Sunday, June 10, 2018

Amazon Kenisis

Kenisis:


Can be run on EC2 Instances.
Similar as Kafka

Records of a stream can be accessible up to 24 hours by default and can be extended up to 7 days by enabling extended data retention.

The maximum size of a data blob (the data payload before Base64-encoding) in one record is 1 megabyte (MB).

Kenisis storage:


1. Streams

2. Record - The unit of data of the Kinesis data stream, which is composed of a sequence number, a partition key, and a data blob.

data blob in simple terms can be called as actual message.

3. Shards - Data would be stored in Shards, replicated in Availability zones. Available for applications to consume the records.

4. Streams are made of multiple shards. Each shard can ingest data upto 1MB/sec and upto 1000 Transactions Per Second

Stram = shard1 + shard2 +shard3..

As stream data increases shards can be increased and can reduced when stream inflow is less.

5. Partitioning feature is also available, where in if customer_id is chosen as partition key then HASH(cust_id) would be done and always same customer id would go to
same shard.

6. APIs are available to read from kenisis. These client libraries would handle the complexity from multiple shards and distributed mode. The experience would be likle reading from a single source.

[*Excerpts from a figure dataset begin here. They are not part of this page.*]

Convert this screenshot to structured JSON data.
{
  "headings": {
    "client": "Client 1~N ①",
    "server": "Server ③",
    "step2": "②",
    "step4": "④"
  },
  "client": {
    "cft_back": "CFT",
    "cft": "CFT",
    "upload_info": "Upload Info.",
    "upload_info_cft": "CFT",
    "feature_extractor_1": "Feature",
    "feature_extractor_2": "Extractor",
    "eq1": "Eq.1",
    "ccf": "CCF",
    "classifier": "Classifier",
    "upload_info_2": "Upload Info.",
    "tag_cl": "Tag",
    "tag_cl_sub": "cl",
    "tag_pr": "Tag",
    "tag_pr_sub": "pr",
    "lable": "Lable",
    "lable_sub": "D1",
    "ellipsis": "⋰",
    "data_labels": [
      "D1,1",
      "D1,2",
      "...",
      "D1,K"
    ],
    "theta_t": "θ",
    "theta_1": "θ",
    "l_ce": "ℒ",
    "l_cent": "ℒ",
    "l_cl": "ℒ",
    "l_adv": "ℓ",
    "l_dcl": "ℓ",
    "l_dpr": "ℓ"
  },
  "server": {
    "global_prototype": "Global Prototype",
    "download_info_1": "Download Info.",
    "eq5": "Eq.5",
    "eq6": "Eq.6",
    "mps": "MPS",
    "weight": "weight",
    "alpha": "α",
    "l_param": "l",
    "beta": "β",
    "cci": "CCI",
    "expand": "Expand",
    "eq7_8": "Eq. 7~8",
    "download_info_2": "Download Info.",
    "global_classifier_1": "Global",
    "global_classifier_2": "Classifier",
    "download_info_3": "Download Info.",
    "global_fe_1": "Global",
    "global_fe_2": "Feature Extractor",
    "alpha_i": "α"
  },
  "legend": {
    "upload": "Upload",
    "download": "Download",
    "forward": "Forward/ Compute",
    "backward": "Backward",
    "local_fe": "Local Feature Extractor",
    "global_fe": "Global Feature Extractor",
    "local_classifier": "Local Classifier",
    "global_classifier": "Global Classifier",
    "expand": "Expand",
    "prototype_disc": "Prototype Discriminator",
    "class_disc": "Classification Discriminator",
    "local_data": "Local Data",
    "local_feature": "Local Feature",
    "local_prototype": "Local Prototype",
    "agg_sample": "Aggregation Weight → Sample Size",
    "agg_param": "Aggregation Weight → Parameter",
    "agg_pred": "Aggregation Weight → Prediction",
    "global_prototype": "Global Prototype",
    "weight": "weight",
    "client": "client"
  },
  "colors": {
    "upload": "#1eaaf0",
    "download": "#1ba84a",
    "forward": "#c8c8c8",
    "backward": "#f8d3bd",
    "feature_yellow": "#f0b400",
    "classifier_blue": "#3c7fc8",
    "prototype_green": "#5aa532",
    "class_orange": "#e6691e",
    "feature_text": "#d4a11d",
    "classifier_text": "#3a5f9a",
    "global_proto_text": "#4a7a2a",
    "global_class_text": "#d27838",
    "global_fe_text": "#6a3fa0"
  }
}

7. Auto scaling can be enabled, which can spun up a new EC2 instance when number of shards are increased.

Features of Amazon Kinesis

Real-time processing − It allows to collect and analyze information in real-time like stock trade prices otherwise we need to wait for data-out report.

Easy to use − Using Amazon Kinesis, we can create a new stream, set its requirements, and start streaming data quickly.

High throughput, elastic − It allows to collect and analyze information in real-time like stock trade prices otherwise we need to wait for data-out report.

Integrate with other Amazon services − It can be integrated with Amazon Redshift, Amazon S3 and Amazon DynamoDB.

Build kinesis applications − Amazon Kinesis provides the developers with client libraries that enable the design and operation of real-time data processing applications. Add the Amazon Kinesis Client Library to Java application and it will notify when new data is available for processing.

Cost-efficient − Amazon Kinesis is cost-efficient for workloads of any scale. Pay as we go for the resources used and pay hourly for the throughput required.

Source: https://www.youtube.com/watch?v=ZROcwFis7wI


Queries:

1. How to programatically increase shars or is it automatic?